From the prior art different electromechanical parking brake systems comprising at least one brake mechanism unit and at least one control device are known, in which in each case the at least one control device controls the actuation, i.e. the application and release of the brake mechanism unit for braking the vehicle. Such electromechanical parking brake systems will in future to an increasing extent replace by conventional, purely mechanical hand brakes and/or parking brakes of a vehicle.
Besides additional safety and comfort functions, an electromechanical parking brake system offers the possibility of determining the operating state by direct evaluation of the force-displacement-current characteristics of the brake mechanism unit, it being possible for the brake mechanism unit depending on the form of construction to be formed by a plurality of mechanical, electronic and/or electromechanical components. In particular, methods of determining system errors of such electromechanical parking brake systems by evaluation of the measured force-displacement-current characteristics are already known from the prior art.
If in particular the mechanical elements and/or brake components provided inside such an electromechanical parking brake system are new and therefore not stressed, then before the first start-up of such an electromechanical parking brake system it is necessary to carry out running-in and calibration of the electromechanical parking brake system.
Especially the brake mechanism unit or its mechanical components, such as for example a wrap springs, brake cables, brake linings etc., require a defined minimum extent of actuation to achieve the normal working range. By running in the electromechanical parking brake system is meant a first actuation of the fitted mechanical components to a defined minimum extent.
If such a minimum extent of actuation does not occur, then, when the electromechanical parking brake system disposed in the vehicle is actuated for the first time, extreme variations of the control parameters from the respective assigned control characteristic arise, which may be interpreted by the control device of the electromechanical parking brake system as system errors and therefore lead to a system failure.

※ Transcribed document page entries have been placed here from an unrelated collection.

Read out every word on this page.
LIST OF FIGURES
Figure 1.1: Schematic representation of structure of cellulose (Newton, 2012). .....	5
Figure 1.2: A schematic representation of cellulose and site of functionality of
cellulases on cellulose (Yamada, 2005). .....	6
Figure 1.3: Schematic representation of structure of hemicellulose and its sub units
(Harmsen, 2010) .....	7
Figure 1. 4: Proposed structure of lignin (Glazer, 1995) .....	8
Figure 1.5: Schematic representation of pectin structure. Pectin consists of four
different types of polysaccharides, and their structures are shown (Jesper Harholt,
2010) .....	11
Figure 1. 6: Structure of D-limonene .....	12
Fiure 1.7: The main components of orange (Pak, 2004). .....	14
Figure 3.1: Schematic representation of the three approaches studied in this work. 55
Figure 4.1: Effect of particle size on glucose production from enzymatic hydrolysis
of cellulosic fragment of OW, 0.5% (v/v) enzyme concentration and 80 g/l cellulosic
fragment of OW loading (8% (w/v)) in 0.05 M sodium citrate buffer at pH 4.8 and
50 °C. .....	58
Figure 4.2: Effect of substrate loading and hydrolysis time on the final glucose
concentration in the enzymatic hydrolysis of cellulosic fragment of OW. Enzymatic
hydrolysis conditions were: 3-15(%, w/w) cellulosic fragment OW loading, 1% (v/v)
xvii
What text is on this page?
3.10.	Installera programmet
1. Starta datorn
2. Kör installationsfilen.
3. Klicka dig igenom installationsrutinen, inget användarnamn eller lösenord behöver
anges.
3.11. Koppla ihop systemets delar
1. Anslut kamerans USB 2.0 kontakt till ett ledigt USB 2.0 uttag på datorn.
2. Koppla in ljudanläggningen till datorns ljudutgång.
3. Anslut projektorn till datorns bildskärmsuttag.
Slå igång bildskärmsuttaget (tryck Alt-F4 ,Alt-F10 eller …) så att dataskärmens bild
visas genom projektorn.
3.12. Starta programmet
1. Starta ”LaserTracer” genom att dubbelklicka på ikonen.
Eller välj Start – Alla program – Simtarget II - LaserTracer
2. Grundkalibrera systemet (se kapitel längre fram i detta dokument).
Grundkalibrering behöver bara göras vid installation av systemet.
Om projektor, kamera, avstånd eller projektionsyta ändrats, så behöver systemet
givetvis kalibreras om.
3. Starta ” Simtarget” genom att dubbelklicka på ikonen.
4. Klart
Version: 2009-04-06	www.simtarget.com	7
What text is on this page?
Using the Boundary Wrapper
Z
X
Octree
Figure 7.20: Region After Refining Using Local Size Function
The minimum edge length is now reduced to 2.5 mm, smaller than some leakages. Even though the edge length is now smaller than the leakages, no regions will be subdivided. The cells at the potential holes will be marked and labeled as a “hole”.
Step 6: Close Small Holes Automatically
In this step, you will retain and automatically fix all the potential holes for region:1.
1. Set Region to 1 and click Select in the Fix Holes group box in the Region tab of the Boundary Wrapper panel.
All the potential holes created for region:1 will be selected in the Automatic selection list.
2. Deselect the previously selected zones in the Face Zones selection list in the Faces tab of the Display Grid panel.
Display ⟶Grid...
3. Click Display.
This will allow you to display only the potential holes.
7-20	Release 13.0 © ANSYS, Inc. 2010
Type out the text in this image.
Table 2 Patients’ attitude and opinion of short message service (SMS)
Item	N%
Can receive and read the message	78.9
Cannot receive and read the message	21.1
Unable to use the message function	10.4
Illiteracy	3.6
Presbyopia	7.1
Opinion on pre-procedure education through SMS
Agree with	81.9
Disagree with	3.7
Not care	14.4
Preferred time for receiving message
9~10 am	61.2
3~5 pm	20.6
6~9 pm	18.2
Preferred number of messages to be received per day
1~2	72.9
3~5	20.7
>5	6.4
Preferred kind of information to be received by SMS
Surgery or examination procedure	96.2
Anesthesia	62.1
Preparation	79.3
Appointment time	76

Up till now, in order to avoid such system errors, electromechanical parking brake systems or their components after their manufacture and even before installation in the respective vehicle have been checked for their operating capability by means of suitable diagnostic methods and associated external diagnostic units, and in particular a running-in and calibration of the electromechanical parking brake system has been carried out. Furthermore, after a repair to the electromechanical parking brake system or the exchange of defective brake components a fresh running-in and calibration operation is to be carried out.
Via a corresponding diagnostic interface, which is optionally provided on the brake component to be checked, control commands externally generated by a diagnostic unit are transmitted to the electromechanical parking brake system and bring about an application and release of the brake mechanism unit. The result is a simulation of defined braking cycles or braking scenarios. The drawback of such external diagnostic methods is that they in no way take account of vehicle parameters that are critical with regard to safety, such as for example the vehicle velocity.